Alima sat with her legs tucked under her, head high and eyes downcast. Her heart was beating rapidly and her hands, clasped tightly together in her lap, were cold. She was desperately afraid, though not of her husband—she could never be afraid of Ahmed! This was another kind of fear entirely—the fear of a mother for her beloved child. Her youngest daughter’s future happiness was at stake.
“Yes,” she said on a soft exhalation, “I fear it was not the American who behaved badly this evening, but our daughter. And I—” Her voice broke—she had not planned it. “I must say that I am not surprised. I have been afraid something like this might happen. Oh, Ahmed—” She rose and turned quickly from him to hide the tears that had sprung unexpectedly to her eyes. “Leila is so impatient and impulsive—she has always been so.”

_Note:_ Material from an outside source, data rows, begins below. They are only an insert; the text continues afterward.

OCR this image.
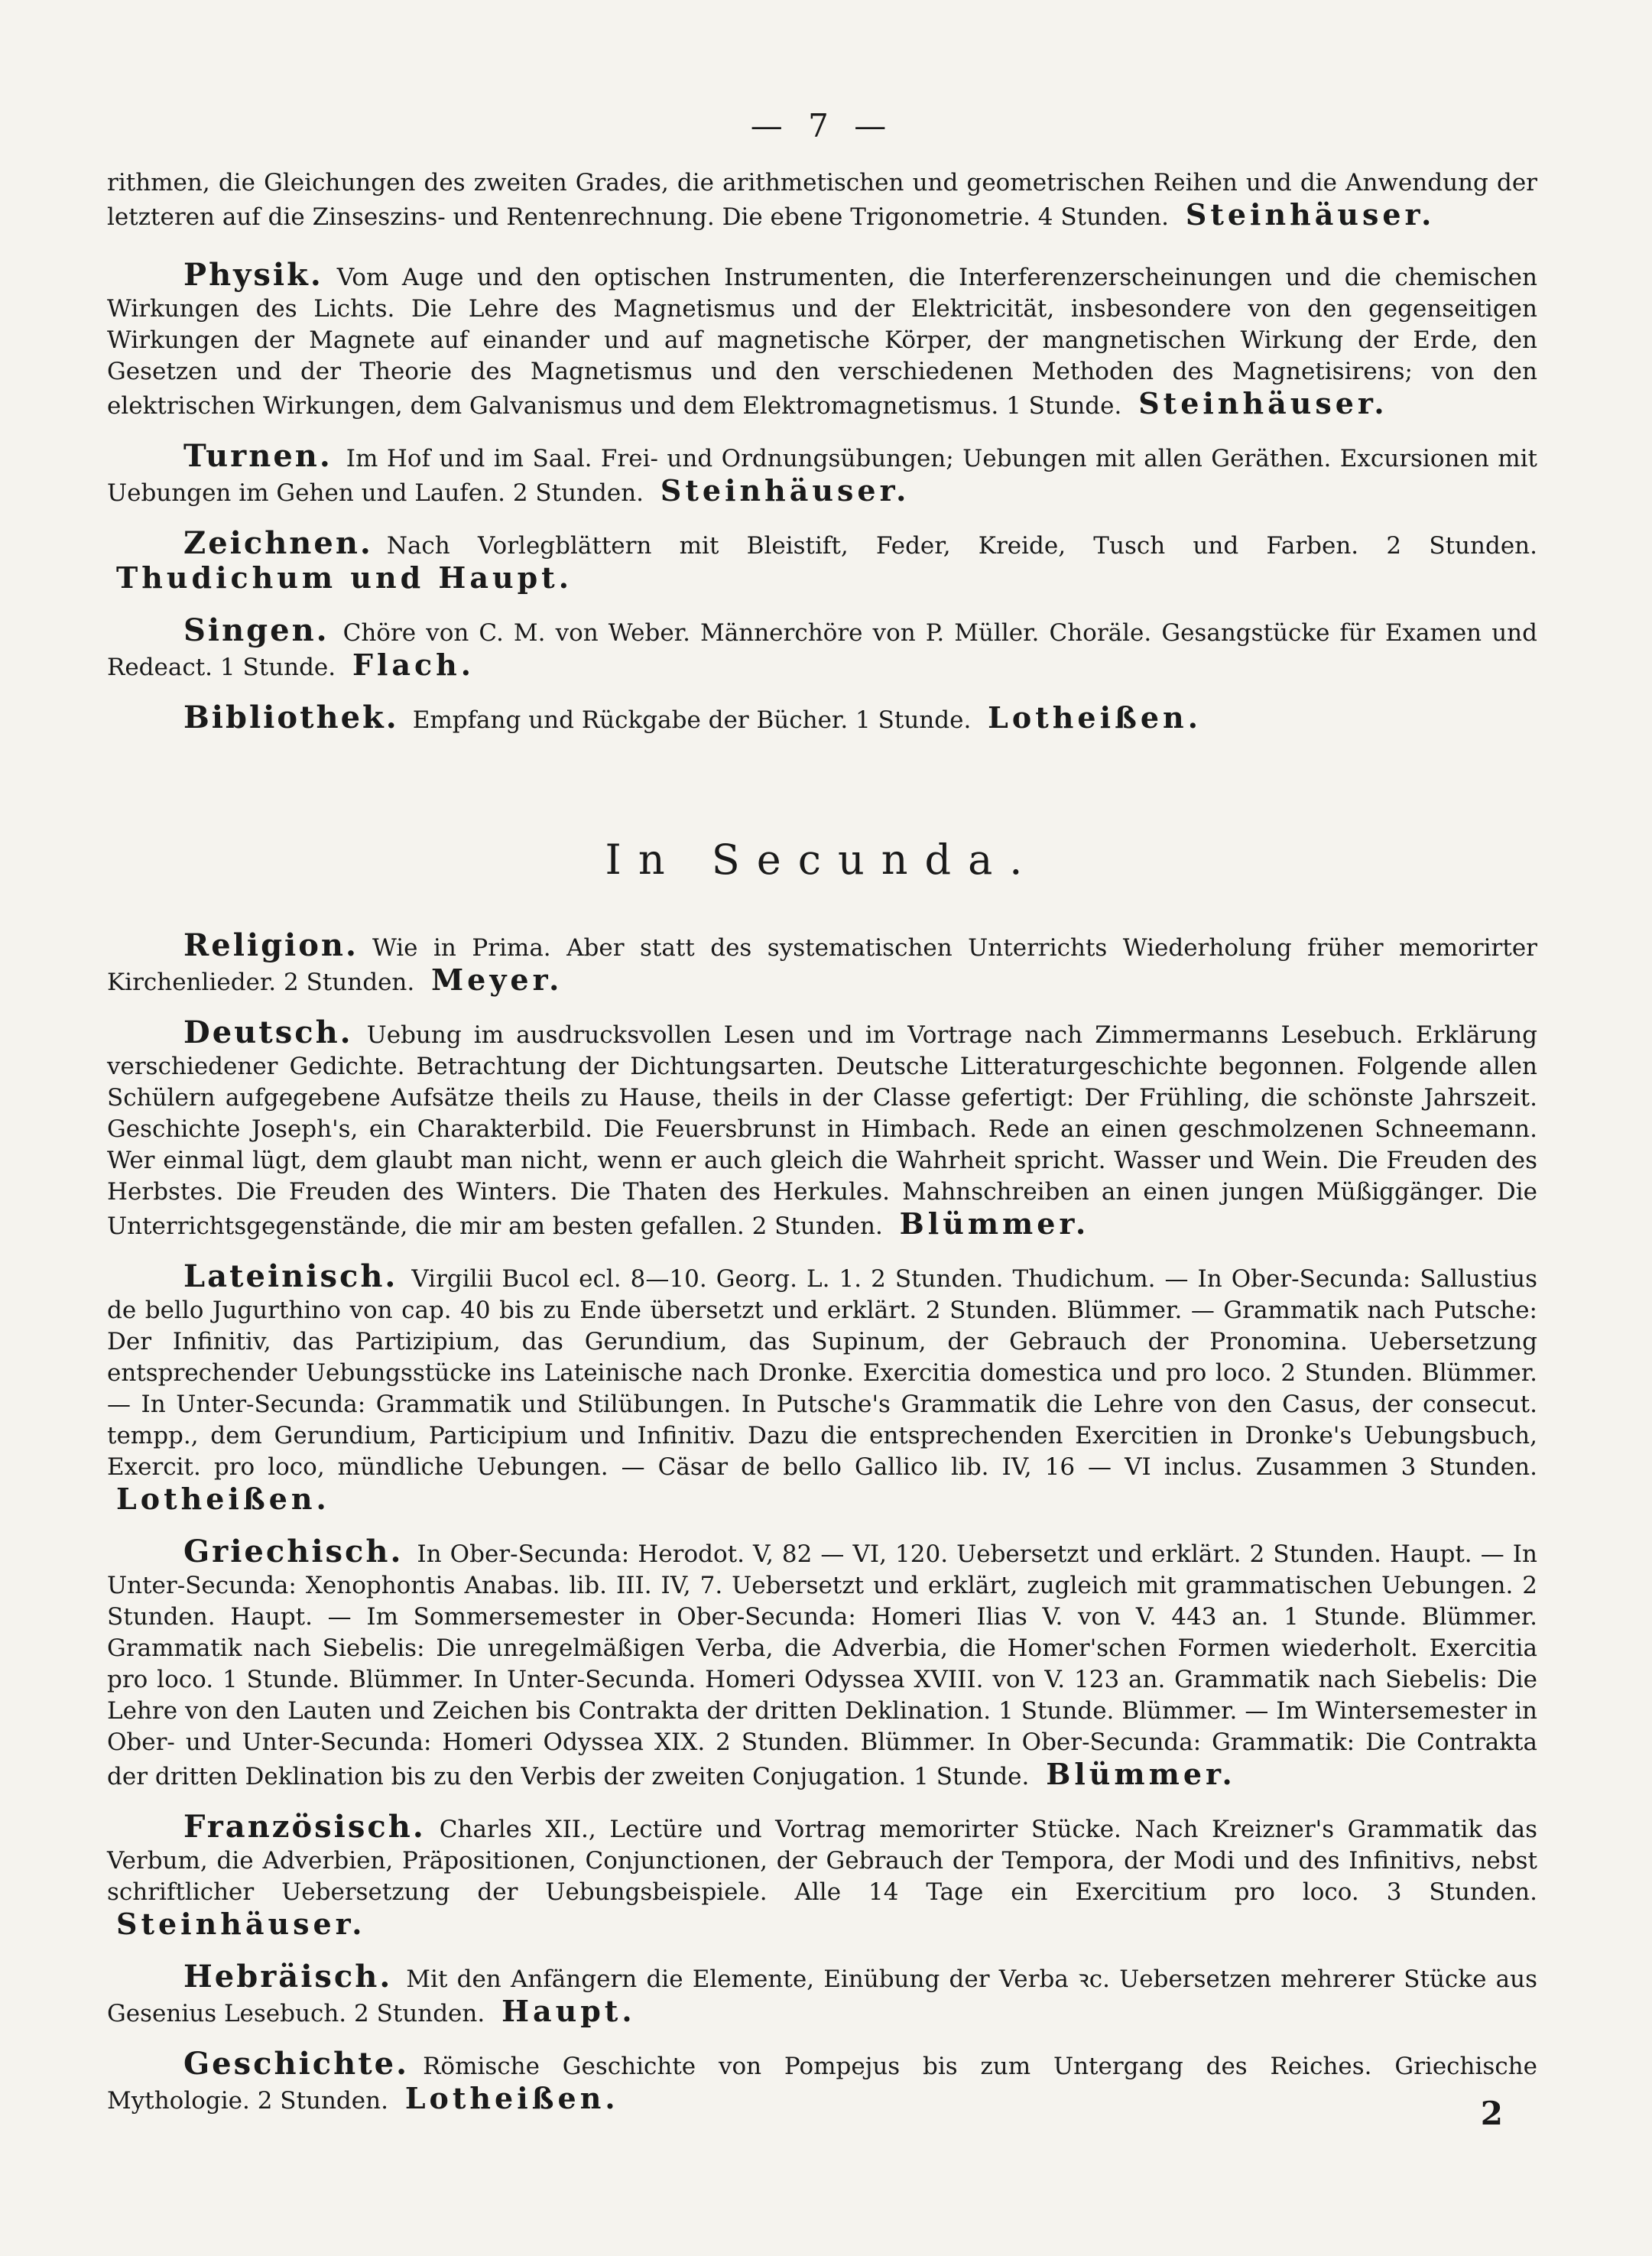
— 7 —

rithmen, die Gleichungen des zweiten Grades, die arithmetischen und geometrischen Reihen und die Anwendung der letzteren auf die Zinseszins- und Rentenrechnung. Die ebene Trigonometrie. 4 Stunden. Steinhäuser.

Physik. Vom Auge und den optischen Instrumenten, die Interferenzerscheinungen und die chemischen Wirkungen des Lichts. Die Lehre des Magnetismus und der Elektricität, insbesondere von den gegenseitigen Wirkungen der Magnete auf einander und auf magnetische Körper, der mangnetischen Wirkung der Erde, den Gesetzen und der Theorie des Magnetismus und den verschiedenen Methoden des Magnetisirens; von den elektrischen Wirkungen, dem Galvanismus und dem Elektromagnetismus. 1 Stunde. Steinhäuser.

Turnen. Im Hof und im Saal. Frei- und Ordnungsübungen; Uebungen mit allen Geräthen. Excursionen mit Uebungen im Gehen und Laufen. 2 Stunden. Steinhäuser.

Zeichnen. Nach Vorlegblättern mit Bleistift, Feder, Kreide, Tusch und Farben. 2 Stunden. Thudichum und Haupt.

Singen. Chöre von C. M. von Weber. Männerchöre von P. Müller. Choräle. Gesangstücke für Examen und Redeact. 1 Stunde. Flach.

Bibliothek. Empfang und Rückgabe der Bücher. 1 Stunde. Lotheißen.

In Secunda.

Religion. Wie in Prima. Aber statt des systematischen Unterrichts Wiederholung früher memorirter Kirchenlieder. 2 Stunden. Meyer.

Deutsch. Uebung im ausdrucksvollen Lesen und im Vortrage nach Zimmermanns Lesebuch. Erklärung verschiedener Gedichte. Betrachtung der Dichtungsarten. Deutsche Litteraturgeschichte begonnen. Folgende allen Schülern aufgegebene Aufsätze theils zu Hause, theils in der Classe gefertigt: Der Frühling, die schönste Jahrszeit. Geschichte Joseph's, ein Charakterbild. Die Feuersbrunst in Himbach. Rede an einen geschmolzenen Schneemann. Wer einmal lügt, dem glaubt man nicht, wenn er auch gleich die Wahrheit spricht. Wasser und Wein. Die Freuden des Herbstes. Die Freuden des Winters. Die Thaten des Herkules. Mahnschreiben an einen jungen Müßiggänger. Die Unterrichtsgegenstände, die mir am besten gefallen. 2 Stunden. Blümmer.

Lateinisch. Virgilii Bucol ecl. 8—10. Georg. L. 1. 2 Stunden. Thudichum. — In Ober-Secunda: Sallustius de bello Jugurthino von cap. 40 bis zu Ende übersetzt und erklärt. 2 Stunden. Blümmer. — Grammatik nach Putsche: Der Infinitiv, das Partizipium, das Gerundium, das Supinum, der Gebrauch der Pronomina. Uebersetzung entsprechender Uebungsstücke ins Lateinische nach Dronke. Exercitia domestica und pro loco. 2 Stunden. Blümmer. — In Unter-Secunda: Grammatik und Stilübungen. In Putsche's Grammatik die Lehre von den Casus, der consecut. tempp., dem Gerundium, Participium und Infinitiv. Dazu die entsprechenden Exercitien in Dronke's Uebungsbuch, Exercit. pro loco, mündliche Uebungen. — Cäsar de bello Gallico lib. IV, 16 — VI inclus. Zusammen 3 Stunden. Lotheißen.

Griechisch. In Ober-Secunda: Herodot. V, 82 — VI, 120. Uebersetzt und erklärt. 2 Stunden. Haupt. — In Unter-Secunda: Xenophontis Anabas. lib. III. IV, 7. Uebersetzt und erklärt, zugleich mit grammatischen Uebungen. 2 Stunden. Haupt. — Im Sommersemester in Ober-Secunda: Homeri Ilias V. von V. 443 an. 1 Stunde. Blümmer. Grammatik nach Siebelis: Die unregelmäßigen Verba, die Adverbia, die Homer'schen Formen wiederholt. Exercitia pro loco. 1 Stunde. Blümmer. In Unter-Secunda. Homeri Odyssea XVIII. von V. 123 an. Grammatik nach Siebelis: Die Lehre von den Lauten und Zeichen bis Contrakta der dritten Deklination. 1 Stunde. Blümmer. — Im Wintersemester in Ober- und Unter-Secunda: Homeri Odyssea XIX. 2 Stunden. Blümmer. In Ober-Secunda: Grammatik: Die Contrakta der dritten Deklination bis zu den Verbis der zweiten Conjugation. 1 Stunde. Blümmer.

Französisch. Charles XII., Lectüre und Vortrag memorirter Stücke. Nach Kreizner's Grammatik das Verbum, die Adverbien, Präpositionen, Conjunctionen, der Gebrauch der Tempora, der Modi und des Infinitivs, nebst schriftlicher Uebersetzung der Uebungsbeispiele. Alle 14 Tage ein Exercitium pro loco. 3 Stunden. Steinhäuser.

Hebräisch. Mit den Anfängern die Elemente, Einübung der Verba ꝛc. Uebersetzen mehrerer Stücke aus Gesenius Lesebuch. 2 Stunden. Haupt.

Geschichte. Römische Geschichte von Pompejus bis zum Untergang des Reiches. Griechische Mythologie. 2 Stunden. Lotheißen.	2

“Yes.” Ahmed actually chuckled.
Whirling back to him, Alima was just in time to see him rearrange his face in its customary glower. “Ahmed, she is a woman. She has the feelings, the needs, the impulses of a woman. Every day I have watched her grow more impatient, waiting her turn, waiting for her sisters to choose husbands…”

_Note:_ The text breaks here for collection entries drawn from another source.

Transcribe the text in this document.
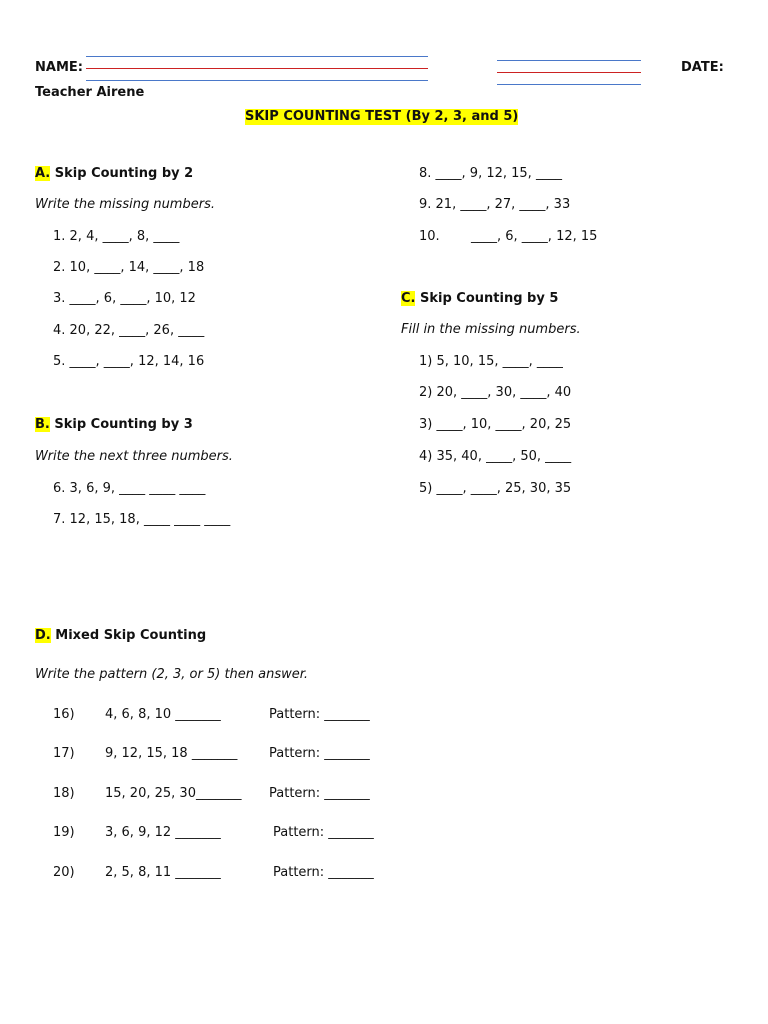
NAME:	DATE:
Teacher Airene
SKIP COUNTING TEST (By 2, 3, and 5)
A. Skip Counting by 2
Write the missing numbers.
1. 2, 4, ____, 8, ____
2. 10, ____, 14, ____, 18
3. ____, 6, ____, 10, 12
4. 20, 22, ____, 26, ____
5. ____, ____, 12, 14, 16
B. Skip Counting by 3
Write the next three numbers.
6. 3, 6, 9, ____ ____ ____
7. 12, 15, 18, ____ ____ ____
8. ____, 9, 12, 15, ____
9. 21, ____, 27, ____, 33
10. ____, 6, ____, 12, 15
C. Skip Counting by 5
Fill in the missing numbers.
1) 5, 10, 15, ____, ____
2) 20, ____, 30, ____, 40
3) ____, 10, ____, 20, 25
4) 35, 40, ____, 50, ____
5) ____, ____, 25, 30, 35
D. Mixed Skip Counting
Write the pattern (2, 3, or 5) then answer.
16) 4, 6, 8, 10 _______	Pattern: _______
17) 9, 12, 15, 18 _______ Pattern: _______
18) 15, 20, 25, 30_______ Pattern: _______
19) 3, 6, 9, 12 _______	Pattern: _______
20) 2, 5, 8, 11 _______	Pattern: _______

Yes, and impatient for other things, for other reasons, too, about which Alima knew she could never tell her husband. Ahmed was a good man and a progressive leader in many ways, but he would never understand how bright, intelligent women like his daughters might feel frustrated at being patronized, overlooked, discounted and ignored. Particularly Leila, whom everyone considered silly and shallow, and whom possibly only her mother knew was anything but.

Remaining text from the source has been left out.